I have a permutation of order $20$ and I can make cyclic permutation on it. For example $(3 2 1)$ should be $(2 1 3)$ or $(1 3 2)$. Why we can find a permutation with $2$ fix points in this way?
This is not available for a permutation of order $3$. I have the next context: I have $20$ people on a round table and $20$ papers with their names. I can rotate the table s.t. two of them have the right names?
Partial answer, but too long for a comment.

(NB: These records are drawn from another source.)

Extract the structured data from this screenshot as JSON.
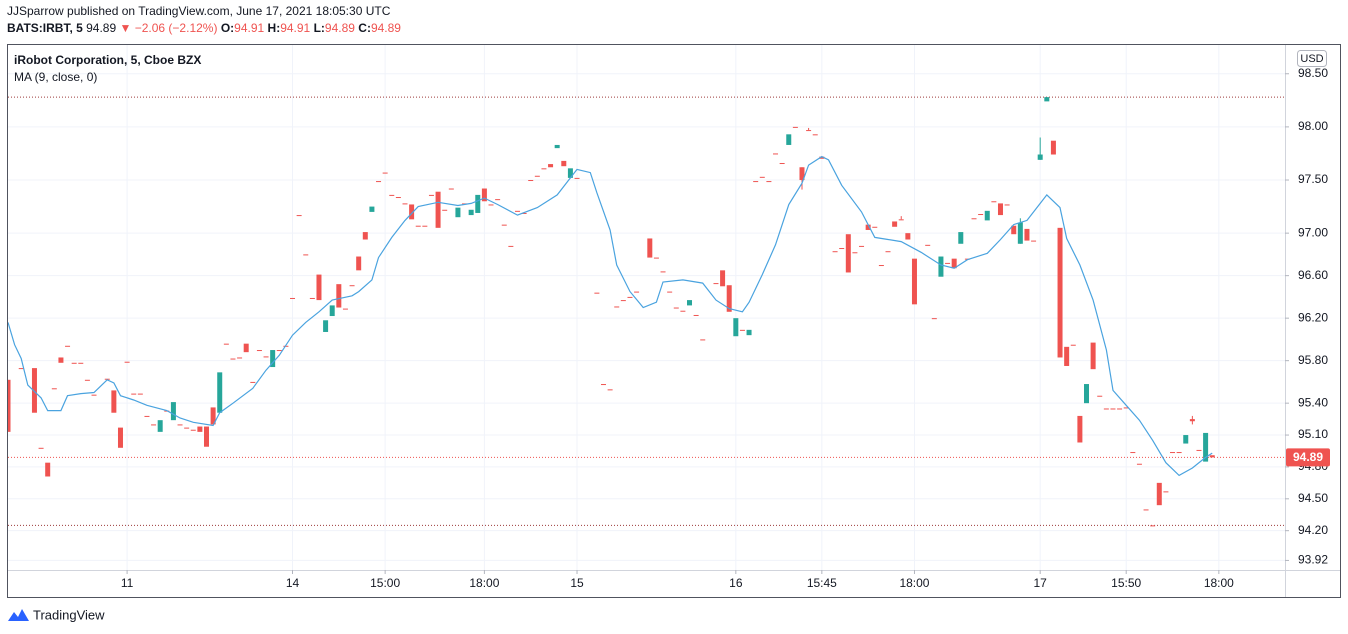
{
  "header": {
    "author": "JJSparrow",
    "published": "published on TradingView.com, June 17, 2021 18:05:30 UTC",
    "symbol": "BATS:IRBT, 5",
    "price": "94.89",
    "arrow": "▼",
    "change": "−2.06 (−2.12%)",
    "ohlc": [
      {
        "label": "O:",
        "value": "94.91"
      },
      {
        "label": "H:",
        "value": "94.91"
      },
      {
        "label": "L:",
        "value": "94.89"
      },
      {
        "label": "C:",
        "value": "94.89"
      }
    ]
  },
  "chart_data": {
    "type": "candlestick",
    "title": "iRobot Corporation, 5, Cboe BZX",
    "currency": "USD",
    "price_label": "94.89",
    "up_color": "#26a69a",
    "down_color": "#ef5350",
    "grid": true,
    "xlim": [
      0,
      193
    ],
    "ylim": [
      93.83,
      98.78
    ],
    "xticks": [
      {
        "value": 18,
        "label": "11"
      },
      {
        "value": 43,
        "label": "14"
      },
      {
        "value": 57,
        "label": "15:00"
      },
      {
        "value": 72,
        "label": "18:00"
      },
      {
        "value": 86,
        "label": "15"
      },
      {
        "value": 110,
        "label": "16"
      },
      {
        "value": 123,
        "label": "15:45"
      },
      {
        "value": 137,
        "label": "18:00"
      },
      {
        "value": 156,
        "label": "17"
      },
      {
        "value": 169,
        "label": "15:50"
      },
      {
        "value": 183,
        "label": "18:00"
      }
    ],
    "yticks": [
      93.92,
      {
        "value": 94.2,
        "label": "94.20"
      },
      {
        "value": 94.5,
        "label": "94.50"
      },
      {
        "value": 94.8,
        "label": "94.80"
      },
      {
        "value": 95.1,
        "label": "95.10"
      },
      {
        "value": 95.4,
        "label": "95.40"
      },
      {
        "value": 95.8,
        "label": "95.80"
      },
      {
        "value": 96.2,
        "label": "96.20"
      },
      {
        "value": 96.6,
        "label": "96.60"
      },
      {
        "value": 97,
        "label": "97.00"
      },
      {
        "value": 97.5,
        "label": "97.50"
      },
      {
        "value": 98,
        "label": "98.00"
      },
      {
        "value": 98.5,
        "label": "98.50"
      }
    ],
    "x": [
      0,
      2,
      4,
      5,
      6,
      7,
      8,
      9,
      10,
      11,
      12,
      13,
      15,
      16,
      17,
      18,
      19,
      20,
      21,
      22,
      23,
      24,
      25,
      26,
      27,
      28,
      29,
      30,
      31,
      32,
      33,
      34,
      35,
      36,
      37,
      38,
      39,
      40,
      41,
      42,
      43,
      44,
      45,
      46,
      47,
      48,
      49,
      50,
      51,
      52,
      53,
      54,
      55,
      56,
      57,
      58,
      59,
      60,
      61,
      62,
      63,
      64,
      65,
      66,
      67,
      68,
      69,
      70,
      71,
      72,
      73,
      74,
      75,
      76,
      77,
      78,
      79,
      80,
      81,
      82,
      83,
      84,
      85,
      86,
      89,
      90,
      91,
      92,
      93,
      94,
      95,
      97,
      98,
      99,
      100,
      101,
      102,
      103,
      104,
      105,
      107,
      108,
      109,
      110,
      111,
      112,
      113,
      114,
      115,
      116,
      117,
      118,
      119,
      120,
      121,
      122,
      123,
      125,
      126,
      127,
      128,
      129,
      130,
      131,
      132,
      133,
      134,
      135,
      136,
      137,
      139,
      140,
      141,
      142,
      143,
      144,
      145,
      146,
      147,
      148,
      149,
      150,
      151,
      152,
      153,
      154,
      155,
      156,
      157,
      158,
      159,
      160,
      161,
      162,
      163,
      164,
      165,
      166,
      167,
      168,
      169,
      170,
      171,
      172,
      173,
      174,
      175,
      176,
      177,
      178,
      179,
      180,
      181,
      182
    ],
    "open": [
      95.62,
      95.73,
      95.73,
      94.98,
      94.84,
      95.54,
      95.83,
      95.94,
      95.78,
      95.78,
      95.62,
      95.48,
      95.63,
      95.52,
      95.17,
      95.79,
      95.49,
      95.49,
      95.28,
      95.2,
      95.13,
      95.33,
      95.24,
      95.2,
      95.17,
      95.15,
      95.18,
      95.18,
      95.36,
      95.31,
      95.96,
      95.82,
      95.83,
      95.96,
      95.6,
      95.9,
      95.84,
      95.74,
      95.9,
      95.94,
      96.39,
      97.17,
      96.8,
      96.39,
      96.61,
      96.07,
      96.22,
      96.52,
      96.29,
      96.51,
      96.78,
      97.01,
      97.2,
      97.49,
      97.57,
      97.36,
      97.34,
      97.28,
      97.27,
      97.07,
      97.07,
      97.36,
      97.39,
      97.22,
      97.42,
      97.15,
      97.28,
      97.17,
      97.19,
      97.42,
      97.27,
      97.32,
      97.08,
      96.88,
      97.21,
      97.19,
      97.5,
      97.54,
      97.61,
      97.65,
      97.8,
      97.68,
      97.52,
      97.52,
      96.44,
      95.58,
      95.53,
      96.31,
      96.37,
      96.4,
      96.45,
      96.95,
      96.77,
      96.64,
      96.45,
      96.3,
      96.27,
      96.32,
      96.23,
      96.0,
      96.53,
      96.65,
      96.51,
      96.03,
      96.09,
      96.04,
      97.49,
      97.53,
      97.49,
      97.75,
      97.66,
      97.83,
      98.0,
      97.62,
      97.97,
      97.93,
      97.72,
      96.83,
      96.86,
      96.99,
      96.82,
      96.88,
      97.08,
      97.06,
      96.7,
      96.83,
      97.11,
      97.13,
      97.0,
      96.76,
      96.89,
      96.2,
      96.59,
      96.72,
      96.76,
      96.9,
      96.76,
      97.14,
      97.18,
      97.12,
      97.3,
      97.28,
      97.27,
      97.07,
      96.9,
      97.04,
      96.93,
      97.69,
      98.24,
      97.87,
      97.05,
      95.93,
      95.95,
      95.28,
      95.4,
      95.97,
      95.47,
      95.35,
      95.35,
      95.35,
      95.36,
      94.94,
      94.83,
      94.4,
      94.25,
      94.65,
      94.57,
      94.94,
      94.94,
      95.02,
      95.25,
      94.96,
      94.85,
      94.91
    ],
    "high": [
      95.62,
      95.73,
      95.73,
      94.98,
      94.84,
      95.54,
      95.83,
      95.94,
      95.78,
      95.78,
      95.62,
      95.48,
      95.63,
      95.52,
      95.17,
      95.79,
      95.49,
      95.49,
      95.28,
      95.2,
      95.24,
      95.33,
      95.41,
      95.2,
      95.17,
      95.15,
      95.18,
      95.18,
      95.36,
      95.69,
      95.96,
      95.82,
      95.83,
      95.96,
      95.6,
      95.9,
      95.84,
      95.9,
      95.9,
      95.94,
      96.39,
      97.17,
      96.8,
      96.39,
      96.61,
      96.18,
      96.32,
      96.52,
      96.29,
      96.51,
      96.78,
      97.01,
      97.25,
      97.49,
      97.57,
      97.36,
      97.34,
      97.28,
      97.27,
      97.07,
      97.07,
      97.36,
      97.39,
      97.22,
      97.42,
      97.24,
      97.28,
      97.22,
      97.36,
      97.42,
      97.27,
      97.32,
      97.08,
      96.88,
      97.21,
      97.19,
      97.5,
      97.54,
      97.61,
      97.65,
      97.83,
      97.68,
      97.61,
      97.52,
      96.44,
      95.58,
      95.53,
      96.31,
      96.37,
      96.4,
      96.45,
      96.95,
      96.77,
      96.64,
      96.45,
      96.3,
      96.27,
      96.37,
      96.23,
      96.0,
      96.53,
      96.65,
      96.51,
      96.2,
      96.09,
      96.09,
      97.49,
      97.53,
      97.49,
      97.75,
      97.66,
      97.93,
      98.0,
      97.62,
      97.99,
      97.93,
      97.72,
      96.83,
      96.86,
      96.99,
      96.82,
      96.88,
      97.08,
      97.06,
      96.7,
      96.83,
      97.11,
      97.16,
      97.0,
      96.76,
      96.89,
      96.2,
      96.78,
      96.72,
      96.76,
      97.01,
      96.76,
      97.14,
      97.18,
      97.21,
      97.3,
      97.28,
      97.27,
      97.07,
      97.14,
      97.04,
      96.93,
      97.9,
      98.28,
      97.87,
      97.05,
      95.93,
      95.95,
      95.28,
      95.58,
      95.97,
      95.47,
      95.35,
      95.35,
      95.35,
      95.36,
      94.94,
      94.83,
      94.4,
      94.25,
      94.65,
      94.57,
      94.94,
      94.94,
      95.1,
      95.28,
      94.96,
      95.12,
      94.91
    ],
    "low": [
      95.13,
      95.73,
      95.31,
      94.98,
      94.71,
      95.54,
      95.78,
      95.94,
      95.78,
      95.78,
      95.62,
      95.48,
      95.63,
      95.31,
      94.98,
      95.79,
      95.49,
      95.49,
      95.28,
      95.2,
      95.13,
      95.33,
      95.24,
      95.2,
      95.17,
      95.15,
      95.13,
      94.99,
      95.2,
      95.31,
      95.96,
      95.82,
      95.83,
      95.88,
      95.6,
      95.9,
      95.84,
      95.74,
      95.9,
      95.94,
      96.39,
      97.17,
      96.8,
      96.39,
      96.37,
      96.07,
      96.22,
      96.3,
      96.29,
      96.51,
      96.65,
      96.94,
      97.2,
      97.49,
      97.57,
      97.36,
      97.34,
      97.28,
      97.13,
      97.07,
      97.07,
      97.36,
      97.05,
      97.22,
      97.42,
      97.15,
      97.28,
      97.17,
      97.19,
      97.3,
      97.27,
      97.32,
      97.08,
      96.88,
      97.21,
      97.19,
      97.5,
      97.54,
      97.61,
      97.62,
      97.8,
      97.63,
      97.52,
      97.52,
      96.44,
      95.58,
      95.53,
      96.31,
      96.37,
      96.4,
      96.45,
      96.77,
      96.77,
      96.64,
      96.45,
      96.3,
      96.27,
      96.32,
      96.23,
      96.0,
      96.53,
      96.5,
      96.26,
      96.03,
      96.09,
      96.04,
      97.49,
      97.53,
      97.49,
      97.75,
      97.66,
      97.83,
      98.0,
      97.41,
      97.97,
      97.93,
      97.7,
      96.83,
      96.86,
      96.63,
      96.82,
      96.88,
      97.03,
      97.06,
      96.7,
      96.83,
      97.06,
      97.13,
      96.94,
      96.33,
      96.89,
      96.2,
      96.59,
      96.72,
      96.67,
      96.9,
      96.76,
      97.14,
      97.18,
      97.12,
      97.3,
      97.17,
      97.27,
      96.99,
      96.9,
      96.93,
      96.93,
      97.69,
      98.24,
      97.74,
      95.83,
      95.75,
      95.95,
      95.03,
      95.4,
      95.72,
      95.47,
      95.35,
      95.35,
      95.35,
      95.36,
      94.94,
      94.83,
      94.4,
      94.25,
      94.44,
      94.57,
      94.94,
      94.94,
      95.02,
      95.2,
      94.96,
      94.85,
      94.89
    ],
    "close": [
      95.13,
      95.73,
      95.31,
      94.98,
      94.71,
      95.54,
      95.78,
      95.94,
      95.78,
      95.78,
      95.62,
      95.48,
      95.63,
      95.31,
      94.98,
      95.79,
      95.49,
      95.49,
      95.28,
      95.2,
      95.24,
      95.33,
      95.41,
      95.2,
      95.17,
      95.15,
      95.13,
      94.99,
      95.2,
      95.69,
      95.96,
      95.82,
      95.83,
      95.88,
      95.6,
      95.9,
      95.84,
      95.9,
      95.9,
      95.94,
      96.39,
      97.17,
      96.8,
      96.39,
      96.37,
      96.18,
      96.32,
      96.3,
      96.29,
      96.51,
      96.65,
      96.94,
      97.25,
      97.49,
      97.57,
      97.36,
      97.34,
      97.28,
      97.13,
      97.07,
      97.07,
      97.36,
      97.05,
      97.22,
      97.42,
      97.24,
      97.28,
      97.22,
      97.36,
      97.3,
      97.27,
      97.32,
      97.08,
      96.88,
      97.21,
      97.19,
      97.5,
      97.54,
      97.61,
      97.62,
      97.83,
      97.63,
      97.61,
      97.52,
      96.44,
      95.58,
      95.53,
      96.31,
      96.37,
      96.4,
      96.45,
      96.77,
      96.77,
      96.64,
      96.45,
      96.3,
      96.27,
      96.37,
      96.23,
      96.0,
      96.53,
      96.5,
      96.26,
      96.2,
      96.09,
      96.09,
      97.49,
      97.53,
      97.49,
      97.75,
      97.66,
      97.93,
      98.0,
      97.5,
      97.97,
      97.93,
      97.7,
      96.83,
      96.86,
      96.63,
      96.82,
      96.88,
      97.03,
      97.06,
      96.7,
      96.83,
      97.06,
      97.13,
      96.94,
      96.33,
      96.89,
      96.2,
      96.78,
      96.72,
      96.67,
      97.01,
      96.76,
      97.14,
      97.18,
      97.21,
      97.3,
      97.17,
      97.27,
      96.99,
      97.1,
      96.93,
      96.93,
      97.74,
      98.28,
      97.74,
      95.83,
      95.75,
      95.95,
      95.03,
      95.58,
      95.72,
      95.47,
      95.35,
      95.35,
      95.35,
      95.36,
      94.94,
      94.83,
      94.4,
      94.25,
      94.44,
      94.57,
      94.94,
      94.94,
      95.1,
      95.23,
      94.96,
      95.12,
      94.89
    ],
    "ma": {
      "name": "MA (9, close, 0)",
      "color": "#4aa3df",
      "x": [
        0,
        1,
        2,
        3,
        5,
        6,
        8,
        9,
        11,
        13,
        15,
        16,
        17,
        19,
        21,
        24,
        26,
        28,
        31,
        32,
        34,
        37,
        39,
        41,
        43,
        45,
        47,
        49,
        52,
        53,
        55,
        56,
        58,
        60,
        62,
        65,
        68,
        70,
        72,
        74,
        77,
        80,
        83,
        85,
        86,
        88,
        89,
        91,
        92,
        94,
        96,
        98,
        99,
        102,
        105,
        107,
        109,
        111,
        112,
        114,
        116,
        118,
        120,
        121,
        123,
        124,
        126,
        129,
        131,
        133,
        135,
        138,
        141,
        143,
        145,
        148,
        150,
        152,
        154,
        155,
        157,
        159,
        160,
        162,
        164,
        166,
        167,
        169,
        171,
        173,
        175,
        177,
        179,
        181,
        182
      ],
      "values": [
        96.16,
        95.95,
        95.82,
        95.57,
        95.45,
        95.33,
        95.33,
        95.47,
        95.49,
        95.5,
        95.62,
        95.59,
        95.47,
        95.43,
        95.38,
        95.33,
        95.26,
        95.22,
        95.19,
        95.31,
        95.4,
        95.54,
        95.71,
        95.85,
        96.04,
        96.16,
        96.26,
        96.37,
        96.41,
        96.45,
        96.56,
        96.77,
        96.96,
        97.12,
        97.25,
        97.29,
        97.26,
        97.28,
        97.33,
        97.27,
        97.17,
        97.24,
        97.36,
        97.52,
        97.6,
        97.57,
        97.38,
        97.03,
        96.7,
        96.45,
        96.3,
        96.35,
        96.54,
        96.56,
        96.53,
        96.37,
        96.29,
        96.26,
        96.35,
        96.61,
        96.89,
        97.27,
        97.47,
        97.64,
        97.72,
        97.69,
        97.45,
        97.2,
        96.96,
        96.94,
        96.92,
        96.82,
        96.7,
        96.67,
        96.75,
        96.81,
        96.94,
        97.08,
        97.12,
        97.2,
        97.36,
        97.24,
        96.95,
        96.7,
        96.37,
        95.9,
        95.52,
        95.38,
        95.24,
        95.05,
        94.84,
        94.72,
        94.79,
        94.89,
        94.93
      ]
    }
  },
  "footer": {
    "brand": "TradingView"
  }
}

To have a permutation that you cannot rotate to get two elements right, each element must be displaced by a different amount from its correct location. That is easy to do if the number of elements is odd. Let $1$ be the element that is in its correct location. Then offset each element by one more than the previous one, rolling around the circle at the end. For $9$ elements, the permutation is $(135792468)$. It should be clear how this matches your example for $3$ and any other odd number.
This construction fails for even numbers because when you get done with the odds you get back to $1$. That does not prove there is not some other permutation that satisfies your requirement. We can see it does not work for $4$ by exhausting the cases. Again, let $1$ stay fixed. If $2$ goes to $3$, we cannot have $3$ go to $1$ because $4$ would have to stay fixed. We cannot have $3$ go to $4$ because rotating one step counterclockwise would make both $2$ and $3$ right, so $3$ goes to $2$. But then $4$ must stay fixed and we already have two fixed points. There was nothing special about $2$ going to $3$ so any other choice will run into the same problem.
I suspect the general proof goes through the sum of the displacements. If there are $n$ elements, the sum of the displacements is $\frac 12n(n-1)$. If $n$ is odd, this is divisible by $n$, while if $n$ is even it is not. I can't find the argument to say the sum must be divisible by $n$, but I think it is standard.